I accept no liability for your own actions. You have been warned.

Overview

Denial of service attacks are simple excersises for most attackers who either can leverage an off the shelf tool or create a simple script such as this one. The low barrier to entry is a reason it is still common, but it does require some resources to execute effectively and therefore does come at a cost.

The main idea of this attack vector is to send a large amount of requests at a service and cause it to become unavailable to legitimate end users.

In the CIA triangle of cybersecurity this impacts the "Availability" of the system.

https://en.wikipedia.org/wiki/Information_security

Mitigation

Distributed denial of service is an attack vector that is hopefully becoming less relevant. Many cloud services offer services for free around mitigating denial of service attacks. This allows you to keep your service up and running at no additional cost! It is still important to make considerations in your infrastructure which contribute to the overall fault tolerance of the applications and services you provide.

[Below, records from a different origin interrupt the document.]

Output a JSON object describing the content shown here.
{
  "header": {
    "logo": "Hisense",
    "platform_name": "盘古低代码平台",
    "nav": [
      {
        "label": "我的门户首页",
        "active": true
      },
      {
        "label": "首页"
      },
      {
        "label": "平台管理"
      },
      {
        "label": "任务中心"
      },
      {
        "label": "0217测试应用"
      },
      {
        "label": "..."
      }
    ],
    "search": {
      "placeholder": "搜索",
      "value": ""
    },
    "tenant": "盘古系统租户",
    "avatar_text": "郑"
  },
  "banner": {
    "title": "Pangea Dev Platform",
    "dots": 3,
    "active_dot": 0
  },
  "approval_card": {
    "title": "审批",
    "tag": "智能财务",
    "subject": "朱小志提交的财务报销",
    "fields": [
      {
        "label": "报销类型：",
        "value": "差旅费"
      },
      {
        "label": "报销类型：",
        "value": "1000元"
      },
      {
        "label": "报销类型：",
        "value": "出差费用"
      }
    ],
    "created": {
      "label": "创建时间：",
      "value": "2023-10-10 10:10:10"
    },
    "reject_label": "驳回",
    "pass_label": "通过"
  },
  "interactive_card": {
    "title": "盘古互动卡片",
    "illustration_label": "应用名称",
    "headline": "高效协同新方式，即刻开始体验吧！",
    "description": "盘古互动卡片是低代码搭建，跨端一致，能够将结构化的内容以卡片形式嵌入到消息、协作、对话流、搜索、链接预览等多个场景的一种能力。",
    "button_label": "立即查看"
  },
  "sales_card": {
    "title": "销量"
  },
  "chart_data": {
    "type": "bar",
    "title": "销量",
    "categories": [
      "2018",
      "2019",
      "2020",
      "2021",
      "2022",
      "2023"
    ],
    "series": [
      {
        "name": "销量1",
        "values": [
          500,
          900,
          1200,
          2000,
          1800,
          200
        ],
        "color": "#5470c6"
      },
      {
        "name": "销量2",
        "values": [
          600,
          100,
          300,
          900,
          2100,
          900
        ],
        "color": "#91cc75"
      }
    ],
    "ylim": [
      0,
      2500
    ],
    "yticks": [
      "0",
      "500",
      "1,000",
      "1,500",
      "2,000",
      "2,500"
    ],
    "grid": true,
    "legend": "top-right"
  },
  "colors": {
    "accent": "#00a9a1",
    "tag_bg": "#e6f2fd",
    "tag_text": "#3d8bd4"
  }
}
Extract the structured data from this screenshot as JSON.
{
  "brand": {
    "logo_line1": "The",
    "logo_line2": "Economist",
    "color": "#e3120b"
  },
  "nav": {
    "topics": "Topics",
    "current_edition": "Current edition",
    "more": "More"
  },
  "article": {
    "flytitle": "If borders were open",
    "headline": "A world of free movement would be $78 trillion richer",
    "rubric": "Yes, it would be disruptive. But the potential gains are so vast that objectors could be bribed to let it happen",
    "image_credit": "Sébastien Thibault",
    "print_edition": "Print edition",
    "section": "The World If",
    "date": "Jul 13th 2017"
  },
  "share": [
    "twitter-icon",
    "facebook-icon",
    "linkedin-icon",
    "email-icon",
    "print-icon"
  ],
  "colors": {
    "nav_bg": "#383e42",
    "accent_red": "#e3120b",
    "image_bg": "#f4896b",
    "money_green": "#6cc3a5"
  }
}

Try Cloudflare's free DDOS service which can be leveraged by using there DNS. Check out this article for more details below on the configuration:

https://medium.com/@jellyland/setting-up-a-cloudflare-and-github-pages-website-with-a-namecheap-domain-d80b11636715

Preview

Here I setup a local server with a basic HTML page using python -m http.server. After starting the server I immediately trigger the DDOS using this tool. It issues 15k requests. As the requests are being sent the end client browser is denied access to the site. Once the DDOS ends the client loads the page in Firefox.

POC or GTFO

Usage

Build the program locally with

go build -o ddos main.go

Then run the program with

./ddos -url=http://localhost:9876 -qty=15 -log=true

You can specify the quantity, logging mode for more details, and the url of the web service.

Known Limitations

Command Examples

git tag v0.2 HEAD -m "Release: v0.2"
git push origin v0.2

Contribution Flow

Main branch is the release branch with tagged commits. Version branches should be created off of master. vMajor.Minor format naming convention. Create feature branches off these if needed, else treat each commit as a bullet of the release notes. Merge the version branch into main. Delete version branch. (Note: do this both remote and locally else there will be a conflict) Tag main commit with release in vMajor.Minor format.